Yes. Yes, It is obviously a giant space vagina. Don't lie to me and tell me it's the devourer or destroyer of worlds or whatever you called it. It is your most horrifying rendition of a cooter, and you laughed your way to the bank when millions of teenage boys shot it with rockets and the like.
As an Update to the Banana trick, It didn't work forever so I took to Best buy. Aparently the geek squad there runs it through their machine for FREE :D It still didn't work perfect, but if I let it load the graphics for the area I'm in nice and slow before I start walking around shooting space crabs (in so many, many ways) it worked.
I did immediately (like, the same day) purchase the Zombie Island of Dr.Ned expansion for Borderlands. Why, you ask, did I spend 10$ for an expansion to the game when I could just re-play at a more difficult level with the same character and items? BECAUSE IT HAS ZOMBIES IN IT GOD DON'T YOU KNOW ME AT ALL?! Also, because this game and the people who made it are Awesome. Not awesome like wow that hot-dog was awesome, Awesome like... Awesome I'll shell out another 30$ for all 3 expansions awesome. I usually feel a small tinge of guilt for buying additional entertainment before I have finished up every available hour of the current games I own--but not for this. Ten minutes after I started playing, I was sure that I had gotten away with internet thievery. There's no way this much content and hilarity cost me ten dollars.
Becky, my sweet, loving, understanding wife, bought me Bioshock 2. I can't figure out which game to play first... this is a good problem to have, unlike my medical problems.

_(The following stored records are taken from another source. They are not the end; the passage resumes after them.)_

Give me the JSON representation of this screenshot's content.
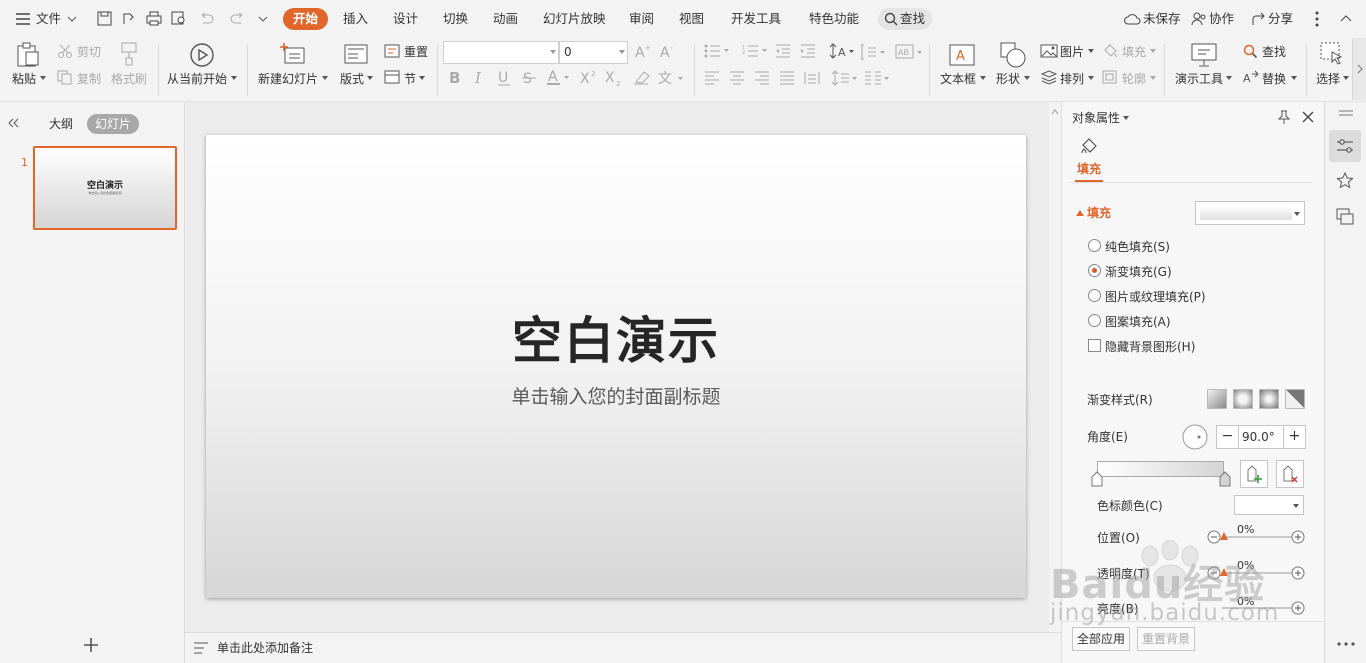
{
  "topbar": {
    "file_menu": "文件",
    "tabs": [
      "开始",
      "插入",
      "设计",
      "切换",
      "动画",
      "幻灯片放映",
      "审阅",
      "视图",
      "开发工具",
      "特色功能"
    ],
    "search": "查找",
    "unsaved": "未保存",
    "collaborate": "协作",
    "share": "分享"
  },
  "ribbon": {
    "paste": "粘贴",
    "cut": "剪切",
    "copy": "复制",
    "format_painter": "格式刷",
    "start_from_current": "从当前开始",
    "new_slide": "新建幻灯片",
    "layout": "版式",
    "reset": "重置",
    "section": "节",
    "font_name": "",
    "font_size": "0",
    "text_box": "文本框",
    "shape": "形状",
    "picture": "图片",
    "fill": "填充",
    "arrange": "排列",
    "outline": "轮廓",
    "presentation_tools": "演示工具",
    "find": "查找",
    "replace": "替换",
    "select": "选择"
  },
  "left_panel": {
    "tab_outline": "大纲",
    "tab_slides": "幻灯片",
    "slide_number": "1",
    "thumb_title": "空白演示",
    "thumb_subtitle": "单击输入您的封面副标题"
  },
  "slide": {
    "title": "空白演示",
    "subtitle": "单击输入您的封面副标题"
  },
  "notes": {
    "placeholder": "单击此处添加备注"
  },
  "panel": {
    "header": "对象属性",
    "tab_fill": "填充",
    "section_fill": "填充",
    "options": [
      "纯色填充(S)",
      "渐变填充(G)",
      "图片或纹理填充(P)",
      "图案填充(A)"
    ],
    "selected_option": 1,
    "hide_bg": "隐藏背景图形(H)",
    "gradient_style": "渐变样式(R)",
    "angle_label": "角度(E)",
    "angle_value": "90.0°",
    "stop_color": "色标颜色(C)",
    "position_label": "位置(O)",
    "position_value": "0%",
    "transparency_label": "透明度(T)",
    "transparency_value": "0%",
    "brightness_label": "亮度(B)",
    "brightness_value": "0%",
    "apply_all": "全部应用",
    "reset_bg": "重置背景"
  },
  "watermark": {
    "brand": "Baidu经验",
    "url": "jingyan.baidu.com"
  },
  "colors": {
    "accent": "#e0662a",
    "selected_border": "#e0662a"
  }
}
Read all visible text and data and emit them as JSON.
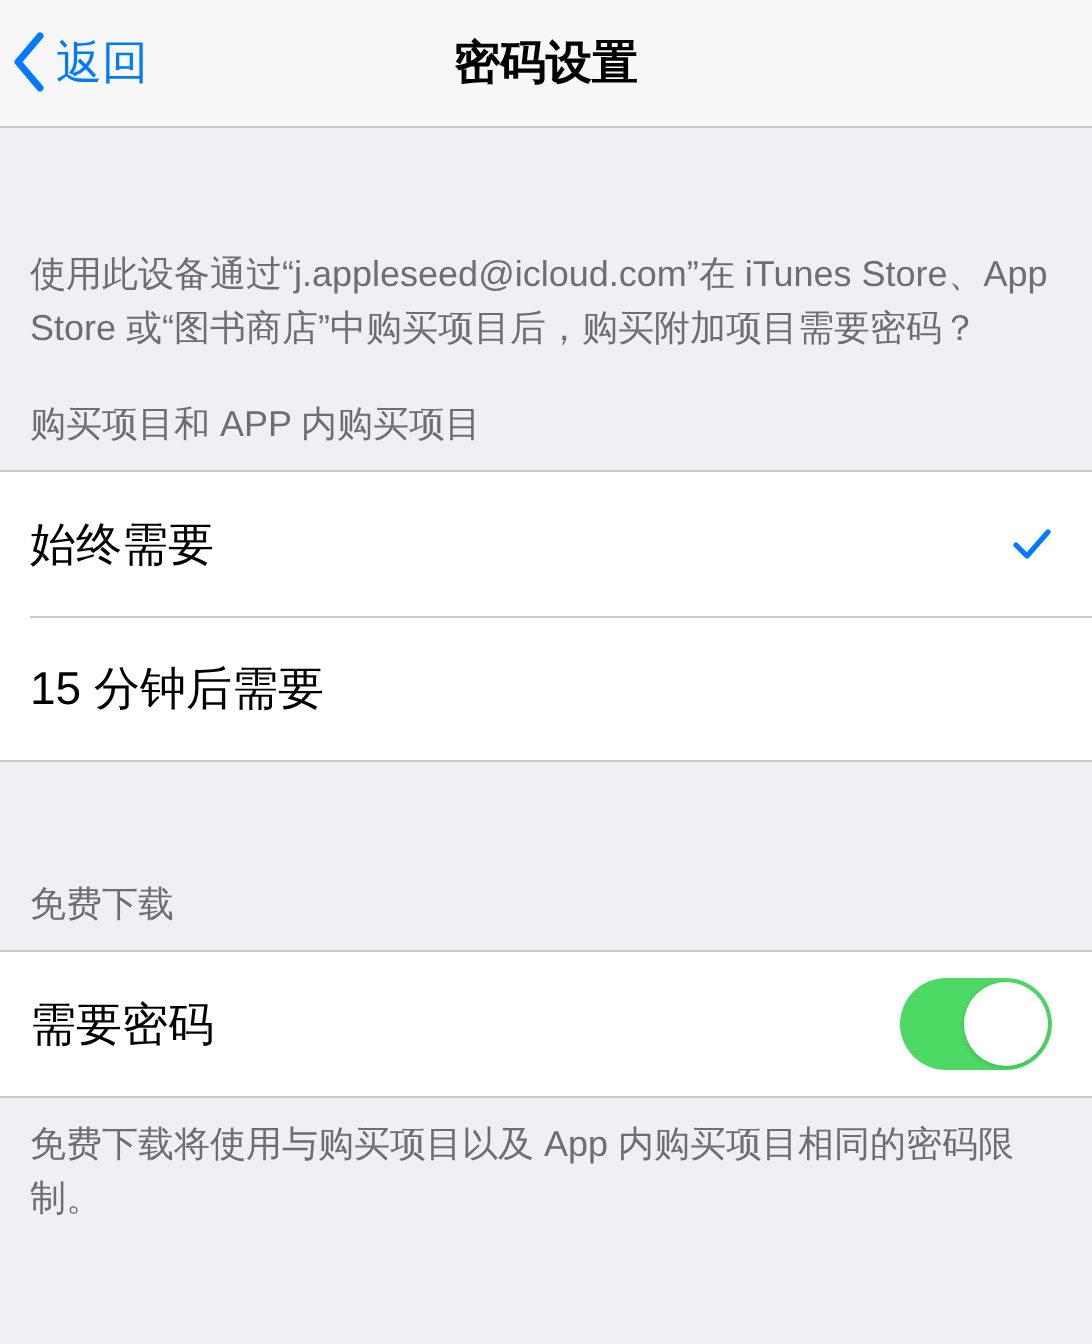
{
  "nav": {
    "back": "返回",
    "title": "密码设置"
  },
  "description": "使用此设备通过“j.appleseed@icloud.com”在 iTunes Store、App Store 或“图书商店”中购买项目后，购买附加项目需要密码？",
  "sections": [
    {
      "header": "购买项目和 APP 内购买项目",
      "rows": [
        {
          "kind": "choice",
          "label": "始终需要",
          "selected": true
        },
        {
          "kind": "choice",
          "label": "15 分钟后需要",
          "selected": false
        }
      ]
    },
    {
      "header": "免费下载",
      "rows": [
        {
          "kind": "toggle",
          "label": "需要密码",
          "on": true
        }
      ],
      "footer": "免费下载将使用与购买项目以及 App 内购买项目相同的密码限制。"
    }
  ]
}
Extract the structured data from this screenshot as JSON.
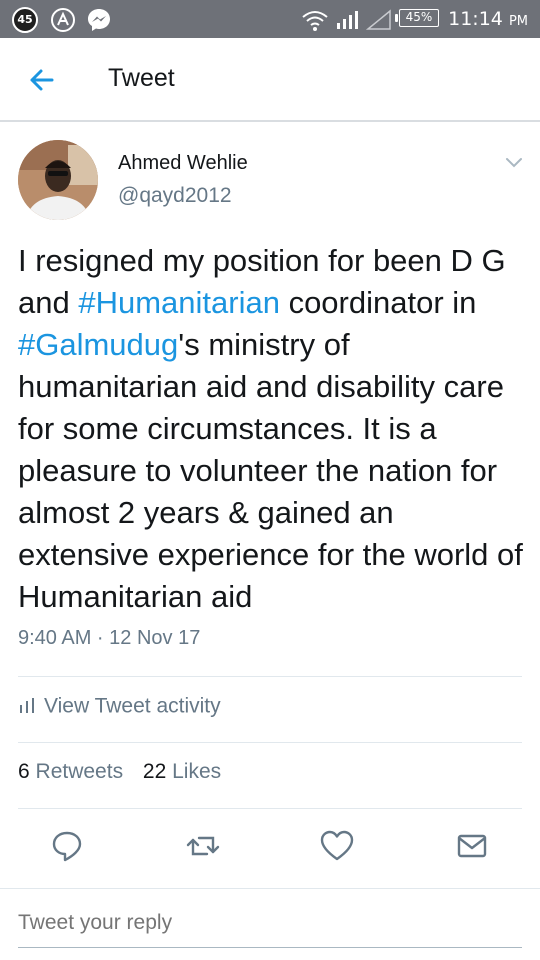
{
  "status_bar": {
    "notification_count": "45",
    "battery": "45%",
    "time": "11:14",
    "time_suffix": "PM"
  },
  "app_bar": {
    "title": "Tweet"
  },
  "tweet": {
    "author_name": "Ahmed Wehlie",
    "author_handle": "@qayd2012",
    "text_parts": {
      "p1": "I resigned my position for been D G and ",
      "hashtag1": "#Humanitarian",
      "p2": " coordinator in ",
      "hashtag2": "#Galmudug",
      "p3": "'s ministry of humanitarian aid and disability care for some circumstances. It is a pleasure to volunteer the nation for almost 2 years & gained an extensive experience for the world of Humanitarian aid"
    },
    "timestamp": "9:40 AM · 12 Nov 17",
    "activity_label": "View Tweet activity",
    "retweets_count": "6",
    "retweets_label": "Retweets",
    "likes_count": "22",
    "likes_label": "Likes"
  },
  "reply": {
    "placeholder": "Tweet your reply"
  },
  "colors": {
    "accent": "#1b95e0",
    "status_bar": "#6e7178",
    "secondary_text": "#657786"
  }
}
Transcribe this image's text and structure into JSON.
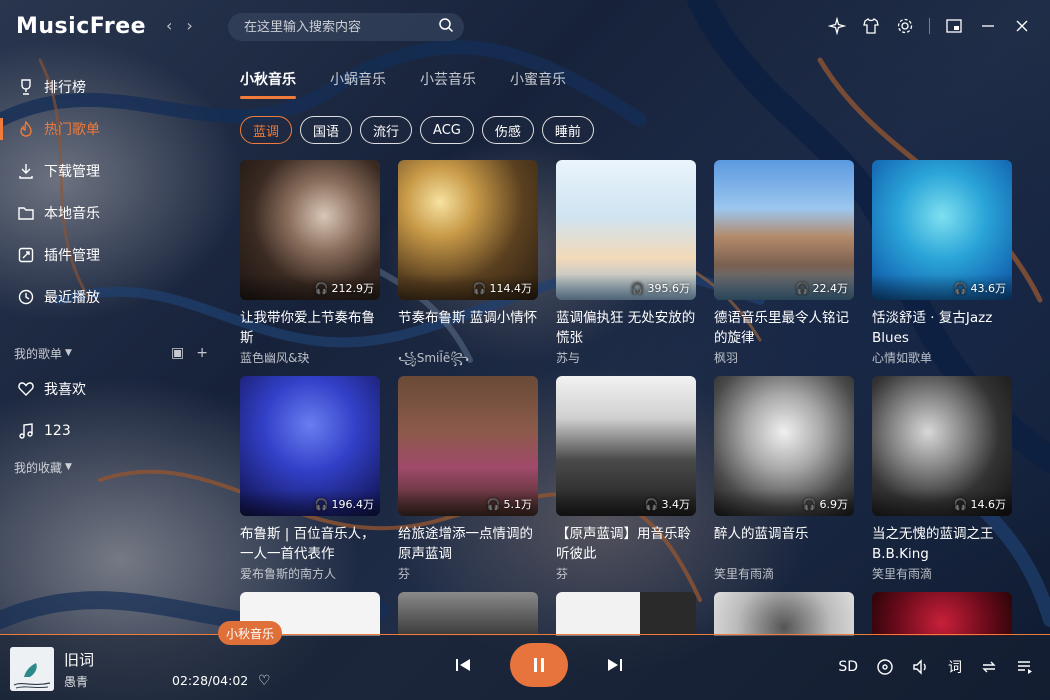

I went to the doctor finally with my christmas list of medical problems, and she referred me to three specialists, a blood lab, and an X-ray machine. She wants me to start medication for my Tourettes, Get my cyst removed surgically, and lose about 75 pounds of pure fatass.
good thing the eat well live well challenge starts next month!
So, this will likely be the final Borderlands webcomic I do--It's an amazing game but life goes on, right? I mean, hell, I'm having a kid this week.
Woah, wait... THIS WEEK. I am still drawing monster-vaginas and I am having a son of my own in the next 7 days.